I am not sure I fully understand the problem. But as I read it:
- You have no problems connecting to Neo4J or handling any of the Neo4J-specific elements.
- You are not able to properly manage multiple partitions; there is no persistency or means to ensure that communication across partitions is correct.
If my understanding is correct:
- I suggest looking at (pandas) Spark UDFs.
- These have nothing to do with Neo4J, but I have found them to be a great way to handle any ad hoc ETL work where any particular summarization or calculation can be done on a single partition.
- It is a surprisingly easy-to-use API, except the a priori definition of schemas in the UDF can be a pain.
From the documentation:
import pandas as pd
from pyspark.sql.functions import pandas_udf
@pandas_udf("col1 string, col2 long")
def func(s1: pd.Series, s2: pd.Series, s3: pd.DataFrame) -> pd.DataFrame:
s3['col2'] = s1 + s2.str.len()
return s3
# Create a Spark DataFrame that has three columns including a sturct column.

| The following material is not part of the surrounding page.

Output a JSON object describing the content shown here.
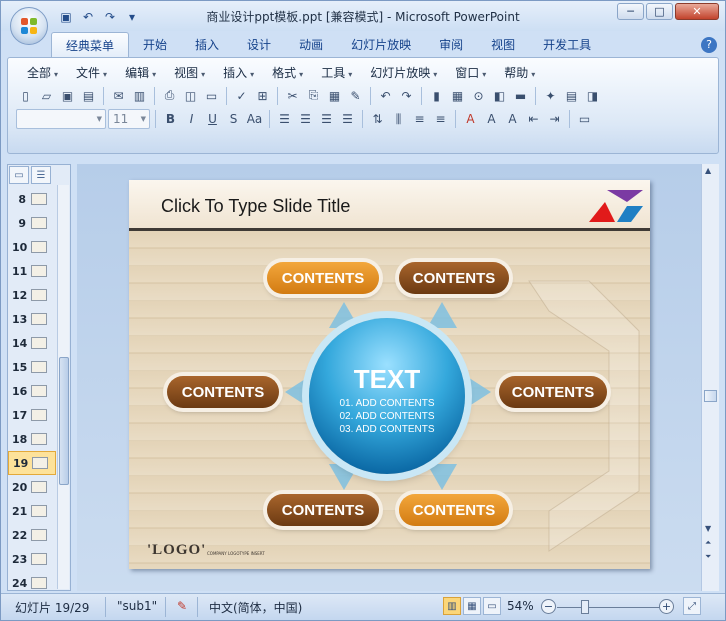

df = spark.createDataFrame(
[[1, "a string", ("a nested string",)]],
"long_col long, string_col string, struct_col struct<col1:string>")
df.printSchema()
# root
# |-- long_column: long (nullable = true)
# |-- string_column: string (nullable = true)
# |-- struct_column: struct (nullable = true)
# | |-- col1: string (nullable = true)
df.select(func("long_col", "string_col", "struct_col")).printSchema()
# |-- func(long_col, string_col, struct_col): struct (nullable = true)
# | |-- col1: string (nullable = true)
# | |-- col2: long (nullable = true)
To be clear, those pd.Series
and pd.DataFrame
are not really pandas objects that you have to create. Instead, by decorating your function with @pandas_udf
, you supply Spark objects, and they are treated like pandas objects in each partition.
I do not know the technical details beyond this, other than to say it has worked for any weird UDF I have ever needed to try (if the schema can be known a priori!).